A long-term fix for the looming shortfall in funding for Social Security benefits. Longer lifespans and an aging population are combining to threaten Social Security benefits for future generations, and the longer policymakers wait to fix the problem, the harder it will be to solve.
An end to the terrorizing of the Rohingya Muslims by the government of Myanmar, whose security forces have burned villages, committed mass murder and raped civilians, according to human rights groups.
An end to the forever wars in the Middle East, Afghanistan and the Korean peninsula.
U.S. elections free of both voter suppression and voter apathy.
A solution to the unsustainable growth in college debt. The heavy burden of this debt is distorting people’s career choices and slowing the economy.
Comprehensive immigration reforms that secure the country’s borders while providing a path to legal residency for people who have been living in the shadows for a decade or more.
Sensible and workable approaches to gun control, including banning combat-style firearms for civilian use. With Congress approving $25 million in funding for gun safety research, and the National Rifle Assn. reeling from external investigations and internal turmoil, we’re hoping the tide has finally turned.
An end to the stalemate between Israelis and Palestinians that has left the once-promising two-state solution moribund and the century-old conflict as far from resolution as ever.
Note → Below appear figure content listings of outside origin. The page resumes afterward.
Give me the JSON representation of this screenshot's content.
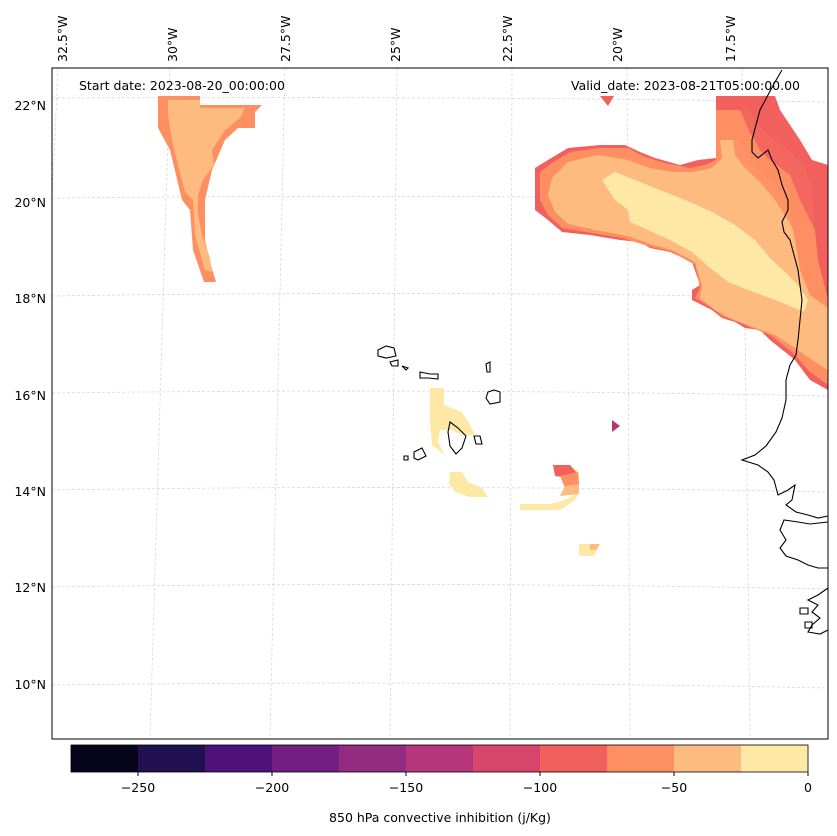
{
  "map": {
    "start_label": "Start date: 2023-08-20_00:00:00",
    "valid_label": "Valid_date: 2023-08-21T05:00:00.00",
    "lon_labels": [
      "32.5°W",
      "30°W",
      "27.5°W",
      "25°W",
      "22.5°W",
      "20°W",
      "17.5°W"
    ],
    "lat_labels": [
      "22°N",
      "20°N",
      "18°N",
      "16°N",
      "14°N",
      "12°N",
      "10°N"
    ]
  },
  "colorbar": {
    "title": "850 hPa convective inhibition (j/Kg)",
    "tick_labels": [
      "−250",
      "−200",
      "−150",
      "−100",
      "−50",
      "0"
    ],
    "colors": [
      "#07051b",
      "#221150",
      "#4f117a",
      "#721f81",
      "#932b80",
      "#b5367a",
      "#d8456c",
      "#f1605d",
      "#fe8f63",
      "#febb80",
      "#fde8a5"
    ]
  },
  "legend_colors": {
    "c_m100": "#f1605d",
    "c_m75": "#fe8f63",
    "c_m50": "#febb80",
    "c_m25": "#fde8a5",
    "c_m125": "#d8456c"
  }
}
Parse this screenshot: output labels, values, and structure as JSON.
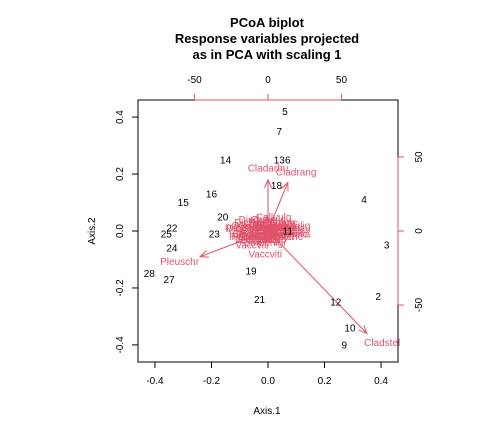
{
  "chart_data": {
    "type": "scatter",
    "title_lines": [
      "PCoA biplot",
      "Response variables projected",
      "as in PCA with scaling 1"
    ],
    "xlabel": "Axis.1",
    "ylabel": "Axis.2",
    "xlim": [
      -0.46,
      0.46
    ],
    "ylim": [
      -0.46,
      0.46
    ],
    "x_ticks": [
      "-0.4",
      "-0.2",
      "0.0",
      "0.2",
      "0.4"
    ],
    "x_tick_values": [
      -0.4,
      -0.2,
      0.0,
      0.2,
      0.4
    ],
    "y_ticks": [
      "-0.4",
      "-0.2",
      "0.0",
      "0.2",
      "0.4"
    ],
    "y_tick_values": [
      -0.4,
      -0.2,
      0.0,
      0.2,
      0.4
    ],
    "top_axis": {
      "scale": 0.0052,
      "ticks": [
        "-50",
        "0",
        "50"
      ],
      "tick_values": [
        -50,
        0,
        50
      ]
    },
    "right_axis": {
      "scale": 0.0052,
      "ticks": [
        "-50",
        "0",
        "50"
      ],
      "tick_values": [
        -50,
        0,
        50
      ]
    },
    "site_color": "#000000",
    "species_color": "#DF536B",
    "sites": [
      {
        "label": "5",
        "x": 0.06,
        "y": 0.42
      },
      {
        "label": "7",
        "x": 0.04,
        "y": 0.35
      },
      {
        "label": "13",
        "x": 0.04,
        "y": 0.25
      },
      {
        "label": "6",
        "x": 0.07,
        "y": 0.25
      },
      {
        "label": "14",
        "x": -0.15,
        "y": 0.25
      },
      {
        "label": "18",
        "x": 0.03,
        "y": 0.16
      },
      {
        "label": "4",
        "x": 0.34,
        "y": 0.11
      },
      {
        "label": "15",
        "x": -0.3,
        "y": 0.1
      },
      {
        "label": "16",
        "x": -0.2,
        "y": 0.13
      },
      {
        "label": "20",
        "x": -0.16,
        "y": 0.05
      },
      {
        "label": "22",
        "x": -0.34,
        "y": 0.01
      },
      {
        "label": "25",
        "x": -0.36,
        "y": -0.01
      },
      {
        "label": "23",
        "x": -0.19,
        "y": -0.01
      },
      {
        "label": "24",
        "x": -0.34,
        "y": -0.06
      },
      {
        "label": "11",
        "x": 0.07,
        "y": 0.0
      },
      {
        "label": "3",
        "x": 0.42,
        "y": -0.05
      },
      {
        "label": "19",
        "x": -0.06,
        "y": -0.14
      },
      {
        "label": "28",
        "x": -0.42,
        "y": -0.15
      },
      {
        "label": "27",
        "x": -0.35,
        "y": -0.17
      },
      {
        "label": "21",
        "x": -0.03,
        "y": -0.24
      },
      {
        "label": "2",
        "x": 0.39,
        "y": -0.23
      },
      {
        "label": "12",
        "x": 0.24,
        "y": -0.25
      },
      {
        "label": "10",
        "x": 0.29,
        "y": -0.34
      },
      {
        "label": "9",
        "x": 0.27,
        "y": -0.4
      }
    ],
    "species": [
      {
        "label": "Cladarbu",
        "x": 0.0,
        "y": 0.18
      },
      {
        "label": "Cladrang",
        "x": 0.07,
        "y": 0.17
      },
      {
        "label": "Pleuschr",
        "x": -0.24,
        "y": -0.09
      },
      {
        "label": "Cladstel",
        "x": 0.35,
        "y": -0.36
      },
      {
        "label": "Dicrfusc",
        "x": -0.04,
        "y": 0.03
      },
      {
        "label": "Callvulg",
        "x": 0.0,
        "y": 0.04
      },
      {
        "label": "Hylosple",
        "x": -0.05,
        "y": -0.02
      },
      {
        "label": "Empenigr",
        "x": -0.02,
        "y": -0.03
      },
      {
        "label": "Vaccviti",
        "x": -0.04,
        "y": -0.05
      },
      {
        "label": "Vaccmyrt",
        "x": -0.03,
        "y": -0.01
      },
      {
        "label": "Cladcorn",
        "x": 0.01,
        "y": 0.01
      },
      {
        "label": "Cladgrac",
        "x": 0.02,
        "y": 0.0
      },
      {
        "label": "Cladunci",
        "x": 0.03,
        "y": 0.02
      },
      {
        "label": "Cladcris",
        "x": -0.02,
        "y": 0.01
      },
      {
        "label": "Cladfimb",
        "x": 0.04,
        "y": 0.0
      },
      {
        "label": "Cladchlo",
        "x": -0.01,
        "y": -0.01
      },
      {
        "label": "Cladbotr",
        "x": 0.02,
        "y": -0.02
      },
      {
        "label": "Cladamau",
        "x": 0.05,
        "y": 0.01
      },
      {
        "label": "Cladsp",
        "x": -0.06,
        "y": 0.0
      },
      {
        "label": "Cetreric",
        "x": 0.03,
        "y": 0.03
      },
      {
        "label": "Cetrisla",
        "x": -0.05,
        "y": 0.02
      },
      {
        "label": "Flavniva",
        "x": 0.06,
        "y": -0.01
      },
      {
        "label": "Nepharct",
        "x": -0.03,
        "y": 0.02
      },
      {
        "label": "Stersp",
        "x": 0.01,
        "y": -0.03
      },
      {
        "label": "Peltapht",
        "x": -0.02,
        "y": -0.02
      },
      {
        "label": "Icmaeric",
        "x": 0.04,
        "y": -0.02
      },
      {
        "label": "Cladcerv",
        "x": 0.0,
        "y": 0.02
      },
      {
        "label": "Claddefo",
        "x": -0.04,
        "y": -0.01
      },
      {
        "label": "Cladphyl",
        "x": 0.02,
        "y": 0.02
      },
      {
        "label": "Pohlnuta",
        "x": -0.01,
        "y": 0.01
      },
      {
        "label": "Ptilcili",
        "x": -0.06,
        "y": -0.02
      },
      {
        "label": "Barbhatc",
        "x": 0.05,
        "y": -0.01
      },
      {
        "label": "Polypili",
        "x": -0.01,
        "y": -0.02
      },
      {
        "label": "Polyjuni",
        "x": 0.03,
        "y": -0.01
      },
      {
        "label": "Polycomm",
        "x": -0.05,
        "y": 0.01
      },
      {
        "label": "Rhodtome",
        "x": 0.01,
        "y": 0.03
      },
      {
        "label": "Ledupalu",
        "x": -0.03,
        "y": -0.03
      },
      {
        "label": "Betupube",
        "x": 0.02,
        "y": 0.01
      },
      {
        "label": "Vacculig",
        "x": 0.06,
        "y": 0.02
      },
      {
        "label": "Dicrsp",
        "x": -0.07,
        "y": 0.01
      },
      {
        "label": "Dicrpoly",
        "x": -0.02,
        "y": 0.0
      }
    ],
    "species_label_overlap": [
      "Dicrfusc",
      "Callvulg",
      "Hylosple",
      "Empenigr",
      "Vaccviti"
    ]
  }
}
A reversal of the habitat destruction and other forces that have threatened the existence of orangutans, vaquita porpoises, western lowland gorillas and other endangered species.
A new determination to lift more people out of poverty in this land of plenty. That means finding and funding programs that work, rather than cutting holes in the safety net and expecting those who fall out to land on their feet.
Ratification, at long last, of the Equal Rights Amendment to the U.S. Constitution.
A Russian government that abandons Vladimir Putin’s military expansionism and intrusive meddling in foreign elections, choosing instead to be a responsible player on the world stage.
An end to the politically expedient attacks on American public servants. There is no “deep state,” nor any vast conspiracy of government employees determined to make their elected leaders fail.